For some time, however, Prokofiev's reputation in the West suffered as a result of Cold War antipathies, and his music has never won from Western scholars and critics the kind of esteem enjoyed by Igor Stravinsky and Arnold Schönberg., composers who are said to have had a greater influence on younger generations of musicians. Critical assessments of both the composer himself and his music have been "unusually polarized", due to the instability of the era in which he lived and the chronology of his travels. During the 20th century, criticism of him was often more political than artistic and relied on not only on the date of publication, but also on the writer's geographical location and social perspective. In contrast, with the publication of his autobiographical writings, Mira Mendelson's memoirs, his correspondence, and other bios spellings, light has been shed on many hidden facts about his career, his cultural context, his way of working and his personal life.

In popular culture

In addition to the music he composed for the movies, other works of his have been used in more than 150 films and TV shows. homeland of S. Prokofiev» is held annually in Donetsk and comprises four categories: solo piano, with orchestra, composition and symphonic conducting.
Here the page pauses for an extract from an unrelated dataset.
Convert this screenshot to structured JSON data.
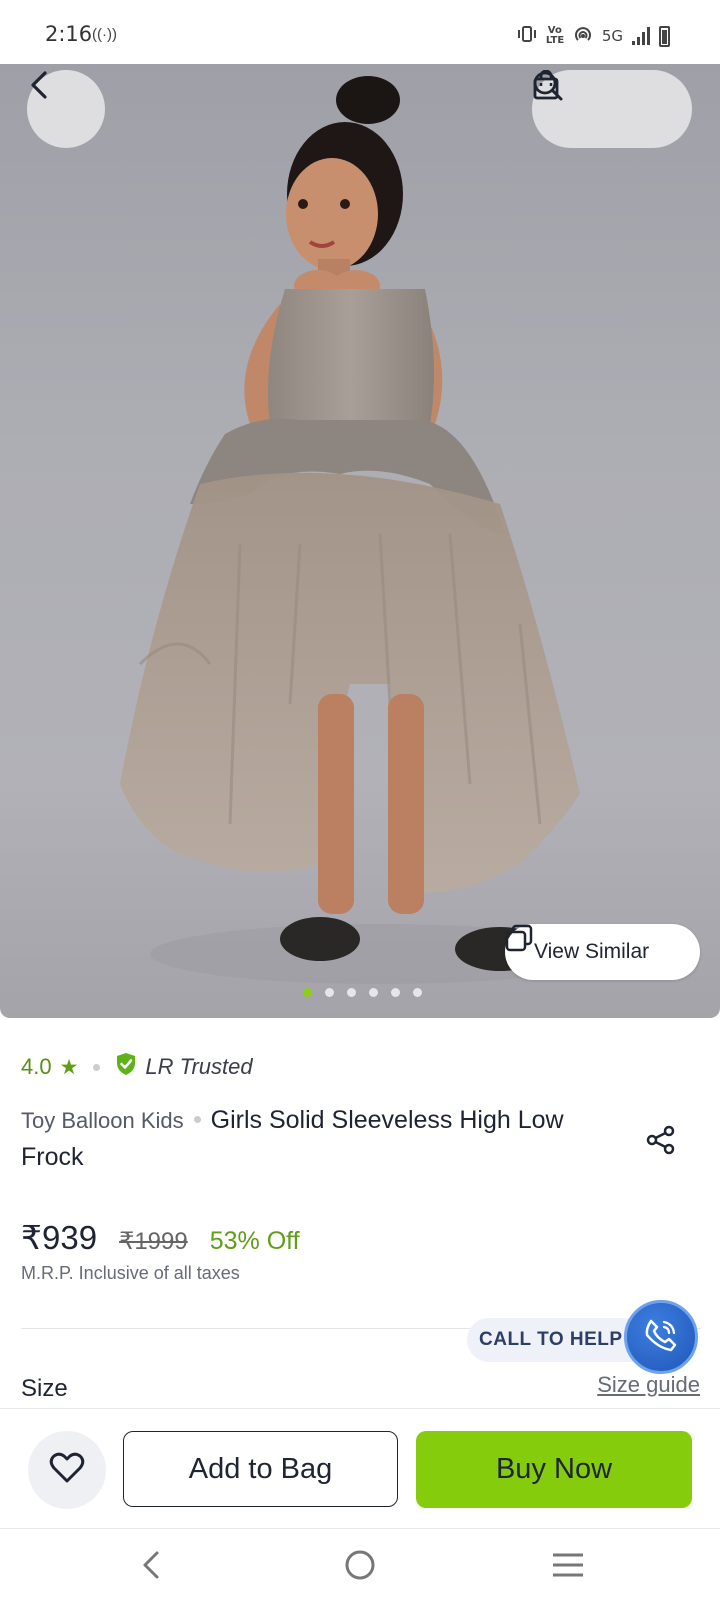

There are different locations named after Sergei Prokofiev. The composer was honored in his native Donetsk Oblast when Donetsk International Airport was renamed "Donetsk Sergei Prokofiev International Airport" and the Donetsk Musical and Pedagogical Institute was renamed "Donetsk SS Prokofiev State Academy of Music" in 1988. On Mercury there is an impact crater that receives his name in honor of the composer. In addition, since June 1, 1966, there is a museum in Moscow that bears his name. In 1991 and commemorating the centenary of the composer's birth, a monument was erected in front of him in his honor.

In 1985, Sting used a fragment of the theme "Romance" from the suite Lieutenant Kijé in his song "Russians", from the album The dream of the blue turtles.